Comment by yuhong

13 years ago

My personal annoyance is the introduction of win32k in NT4. With per-session CSRSS existing since WinFrame and Vista+ having Session 0 Isolation, not to mention much faster processors, and the removal of XPDM and the requirement of the DWM in Win8, it doesn't make as much sense anymore.

Update: And I forgot to mention the font parsing security issues (look up Duqu), and the issues with user mode callbacks too.

> the issues with user mode callbacks too.

Genuine question (because I really don't know) -- how do Linux GUI frameworks work without kernel-mode callbacks? What do they use instead, when they need to send messages to other windows?

  • X11 clients communicate with the server using Unix domain sockets or TCP sockets. Requests, responses and event notifications are exchanged as messages.

    Asynchronous communication is achieved using syscalls like select and poll which take a set of file descriptors (files, special files, sockets) and block the calling thread until some descriptor from this set has new data available for reading, starts accepting writes or signals an error.

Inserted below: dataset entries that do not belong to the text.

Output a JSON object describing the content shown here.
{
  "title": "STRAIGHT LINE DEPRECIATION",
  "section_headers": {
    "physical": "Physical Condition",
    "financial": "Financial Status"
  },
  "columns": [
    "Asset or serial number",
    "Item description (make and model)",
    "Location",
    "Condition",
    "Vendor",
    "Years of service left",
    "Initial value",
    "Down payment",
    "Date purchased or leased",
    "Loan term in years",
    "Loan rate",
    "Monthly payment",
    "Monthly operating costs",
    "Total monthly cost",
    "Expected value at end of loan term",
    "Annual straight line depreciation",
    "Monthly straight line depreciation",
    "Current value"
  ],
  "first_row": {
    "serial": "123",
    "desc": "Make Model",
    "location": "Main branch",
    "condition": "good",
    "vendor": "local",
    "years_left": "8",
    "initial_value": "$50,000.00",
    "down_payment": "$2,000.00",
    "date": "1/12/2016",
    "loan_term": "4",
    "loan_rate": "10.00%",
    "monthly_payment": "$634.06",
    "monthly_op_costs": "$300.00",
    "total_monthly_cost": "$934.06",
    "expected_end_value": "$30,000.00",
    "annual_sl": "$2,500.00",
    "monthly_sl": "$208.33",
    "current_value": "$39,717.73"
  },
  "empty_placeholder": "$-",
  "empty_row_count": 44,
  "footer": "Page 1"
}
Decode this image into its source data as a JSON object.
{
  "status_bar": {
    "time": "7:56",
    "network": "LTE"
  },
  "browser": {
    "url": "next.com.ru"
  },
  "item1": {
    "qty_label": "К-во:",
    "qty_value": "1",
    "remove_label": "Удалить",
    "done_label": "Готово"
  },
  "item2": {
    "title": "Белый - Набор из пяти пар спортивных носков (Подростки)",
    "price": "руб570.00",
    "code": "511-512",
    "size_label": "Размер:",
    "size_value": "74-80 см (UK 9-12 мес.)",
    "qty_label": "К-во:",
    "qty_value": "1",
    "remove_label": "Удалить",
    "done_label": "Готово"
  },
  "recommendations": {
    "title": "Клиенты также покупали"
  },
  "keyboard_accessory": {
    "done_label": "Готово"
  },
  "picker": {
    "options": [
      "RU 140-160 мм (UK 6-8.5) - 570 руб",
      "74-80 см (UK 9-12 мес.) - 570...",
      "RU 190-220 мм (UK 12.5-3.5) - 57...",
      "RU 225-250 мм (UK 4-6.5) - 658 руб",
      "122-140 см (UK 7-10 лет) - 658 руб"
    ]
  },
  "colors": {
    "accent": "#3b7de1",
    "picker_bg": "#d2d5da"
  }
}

    GUI toolkits repeatedly poll the X server descriptor, parse incoming messages and call application-defined callbacks.

    • > poll and select

      That sounds like it's basically the same thing as Windows (GetMessage or MsgWaitForMultipleObjectsEx anyone?)... only that now you don't have the ability to use SendMessage, and need to rely exclusively on PostMessage instead.

      Is that correct?

      6 replies →

Nobody likes win32k, but it's there and it works.

Okay, you're in charge. Are you sure you can't find a better way to deploy shareholder capital than using it to remove win32k?

  • "Okay, you're in charge. Are you sure you can't find a better way to deploy shareholder capital than using it to remove win32k?"

    Could that be why developing an OS inside of a shareholder-owned corporation is inherently hobbled compared with developing it as an open source project?